So \(2 \cdot \frac{3}{7}\) means do that twice. If I take 3 pieces and then 3 pieces again, I get a total of 6 pieces. There are still 7 equal pieces in the whole, so the answer is \(\frac{6}{7}\).
- Use all three methods to explain how to find each product: $$3 \cdot \frac{2}{5}, \qquad 4 \cdot \frac{3}{8}, \qquad 6 \cdot \frac{1}{5} \ldotp$$
- Compare these different ways of thinking about fraction multiplication. Are any of them more natural to you? Does one make more sense than the others? Do the particular numbers in the problem affect your answer? Does your partner agree?

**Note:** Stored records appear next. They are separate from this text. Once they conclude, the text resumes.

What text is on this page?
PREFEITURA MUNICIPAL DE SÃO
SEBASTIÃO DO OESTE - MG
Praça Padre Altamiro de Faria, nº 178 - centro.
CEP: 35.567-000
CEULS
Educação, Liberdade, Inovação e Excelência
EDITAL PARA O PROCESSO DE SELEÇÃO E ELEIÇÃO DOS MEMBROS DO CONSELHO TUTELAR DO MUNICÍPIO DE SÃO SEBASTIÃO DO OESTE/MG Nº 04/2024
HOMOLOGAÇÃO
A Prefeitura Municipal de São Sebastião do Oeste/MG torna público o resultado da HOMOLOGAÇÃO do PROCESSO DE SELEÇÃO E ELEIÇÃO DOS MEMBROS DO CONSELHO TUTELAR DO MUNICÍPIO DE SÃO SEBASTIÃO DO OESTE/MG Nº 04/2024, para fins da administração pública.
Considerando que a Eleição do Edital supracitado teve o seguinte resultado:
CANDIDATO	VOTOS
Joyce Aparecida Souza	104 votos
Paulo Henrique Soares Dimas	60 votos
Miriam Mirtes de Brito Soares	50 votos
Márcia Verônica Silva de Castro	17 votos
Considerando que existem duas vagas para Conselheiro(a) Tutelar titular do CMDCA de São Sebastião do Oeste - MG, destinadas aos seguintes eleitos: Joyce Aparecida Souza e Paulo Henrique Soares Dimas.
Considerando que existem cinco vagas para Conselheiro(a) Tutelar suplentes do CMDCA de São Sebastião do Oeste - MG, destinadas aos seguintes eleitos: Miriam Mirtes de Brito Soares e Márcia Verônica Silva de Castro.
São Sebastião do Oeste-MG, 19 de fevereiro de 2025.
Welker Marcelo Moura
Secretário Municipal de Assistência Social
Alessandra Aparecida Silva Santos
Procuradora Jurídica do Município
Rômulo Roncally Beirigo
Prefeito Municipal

Explaining the Key Fraction Rule
Roy says that the fraction rule
\[\frac{xa}{xb} = \frac{a}{b} \nonumber \]
is “obvious” if you think in terms of multiplying fractions. He reasons as follows:
We know multiplying anything by 1 does not change a number:
\[\begin{split} 1 \cdot 4 &= 4 \\ 1 \cdot 2014 &= 2014 \\ 1 \cdot \frac{5}{7} &= \frac{5}{7} \end{split} \nonumber \]
So, in general,
\[1 \cdot \frac{a}{b} = \frac{a}{b} \ldotp \nonumber \]
Now, \(\frac{2}{2} = 1\), so that means that
\[\frac{2}{2} \cdot \frac{a}{b} = 1 \cdot \frac{a}{b} = \frac{a}{b}, \nonumber \]
which means
\[\frac{2a}{2b} = \frac{a}{b} \ldotp \nonumber \]
By the same reasoning, \(\frac{3}{3} = 1\), so that means that
\[\frac{3}{3} \cdot \frac{a}{b} = 1 \cdot \frac{a}{b} = \frac{a}{b}, \nonumber \]
which means
\[\frac{3a}{3b} = \frac{a}{b} \ldotp \nonumber \]
What do you think about Roy’s reasoning? Does it make sense? How would Roy explain the general rule for positive whole numbers :
\[\frac{xa}{xb} = \frac{a}{b} ? \nonumber \]